Comme mentionné dans l’introduction de ce chapitre, nous avons initié la production et la purification des trois membres du groupe PEA3. Les méthodologies concernant les étapes de production, de purification et de concentration utilisées pour les protéines Pea3 et Er81 étant identiques à celles décrites concernant Erm (reproduite dans l’article qui précède), nous les décrirons succinctement. La purification de Pea3 et de Er81 a été réalisée selon les mêmes conditions que Erm, à savoir en faisant suivre au passage sur une résine héparine sépharose (qui permet notamment la rétention des protéines capables de lier l’ADN) celui sur résine Ni- NTA sépharose puisque toutes les protéines d’intérêt possèdent une étiquette contenant six histidines. Nous présenterons ici le détail de ces différentes étapes pour le facteur de transcription Er81.

Au terme de la première étape de purification sur héparine sépharose, nous avons pu récupérer un volume de 100mL d’éluat dans lequel on retrouve le facteur de transcription Er81 recombinant (Figure R 1.1, panel A, ligne D et E) dont les protéines cellulaires contaminantes ont été éliminées. Toutefois, nous avons constaté que, contrairement à la protéine Erm, une proportion significative de la protéine Er81 ne se lie pas à cette résine dans les conditions utilisées (Figure R 1.1, panel A, ligne B et C). Malgré la perte importante de protéines lors de cette première étape, nous avons engagé les éluats récupérés dans la purification sur Ni-NTA sépharose. Alors qu’on ne retrouve pratiquement pas de protéine Er81 ni dans les fractions correspondantes aux protéines qui ne se lient pas à la Ni-NTA sépharose ni dans le premier lavage à 20nM d’imidazole (Figure R 1.1, panels B et C, lignes B, C et D), la protéine est éluée dès le second lavage par 40nM d’imidazole (Figure R 1.1, panel B et C, ligne E). La protéine Er81 est éluée par 100nM (fractions 1 à 7) et 500nM (fractions 8 et 11) d’imidazole. Au terme de cette purification, nous avons récupéré une protéine relativement pure.
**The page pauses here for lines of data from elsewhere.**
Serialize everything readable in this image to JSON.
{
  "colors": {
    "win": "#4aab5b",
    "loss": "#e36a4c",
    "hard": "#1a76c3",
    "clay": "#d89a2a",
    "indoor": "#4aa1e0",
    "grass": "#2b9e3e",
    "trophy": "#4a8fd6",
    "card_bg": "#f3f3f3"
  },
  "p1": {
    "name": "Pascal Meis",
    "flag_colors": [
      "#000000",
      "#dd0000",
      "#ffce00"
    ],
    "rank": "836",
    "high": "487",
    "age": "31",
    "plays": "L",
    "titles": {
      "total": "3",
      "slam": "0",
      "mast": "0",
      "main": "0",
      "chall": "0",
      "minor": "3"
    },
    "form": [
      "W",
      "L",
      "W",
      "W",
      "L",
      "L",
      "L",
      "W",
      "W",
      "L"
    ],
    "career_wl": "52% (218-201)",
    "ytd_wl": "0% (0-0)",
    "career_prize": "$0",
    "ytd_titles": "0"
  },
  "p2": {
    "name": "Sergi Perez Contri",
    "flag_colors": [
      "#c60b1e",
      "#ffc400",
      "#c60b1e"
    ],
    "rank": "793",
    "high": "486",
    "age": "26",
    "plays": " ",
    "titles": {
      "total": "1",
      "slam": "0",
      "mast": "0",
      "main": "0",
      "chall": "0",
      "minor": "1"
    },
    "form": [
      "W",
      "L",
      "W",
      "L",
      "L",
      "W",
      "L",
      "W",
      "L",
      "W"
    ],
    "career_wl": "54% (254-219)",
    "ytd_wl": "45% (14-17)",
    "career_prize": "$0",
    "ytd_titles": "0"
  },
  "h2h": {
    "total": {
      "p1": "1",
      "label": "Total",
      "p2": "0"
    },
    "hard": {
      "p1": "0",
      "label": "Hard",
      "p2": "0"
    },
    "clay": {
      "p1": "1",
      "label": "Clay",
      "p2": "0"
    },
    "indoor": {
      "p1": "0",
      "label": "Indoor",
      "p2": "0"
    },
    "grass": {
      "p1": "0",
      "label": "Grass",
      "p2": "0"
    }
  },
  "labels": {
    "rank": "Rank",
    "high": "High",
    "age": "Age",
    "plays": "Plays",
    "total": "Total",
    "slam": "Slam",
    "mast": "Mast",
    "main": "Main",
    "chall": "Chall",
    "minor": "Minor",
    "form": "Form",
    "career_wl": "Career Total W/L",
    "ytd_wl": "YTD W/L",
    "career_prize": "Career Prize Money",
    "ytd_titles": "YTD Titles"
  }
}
Toutefois quelques bandes de poids moléculaire inférieur subsistent et correspondent en grande partie à des formes dégradées de la protéine Er81 puisqu’elles sont visualisées par immunodétection avec l’anticorps anti-Xpress dirigé contre l’étiquette amino-terminale de la protéine.

Pour chaque membre du groupe PEA3 que nous avons purifié, nous avons réuni les différentes fractions contenant la protéine à l’issue de la purification sur Ni-NTA sépahrose.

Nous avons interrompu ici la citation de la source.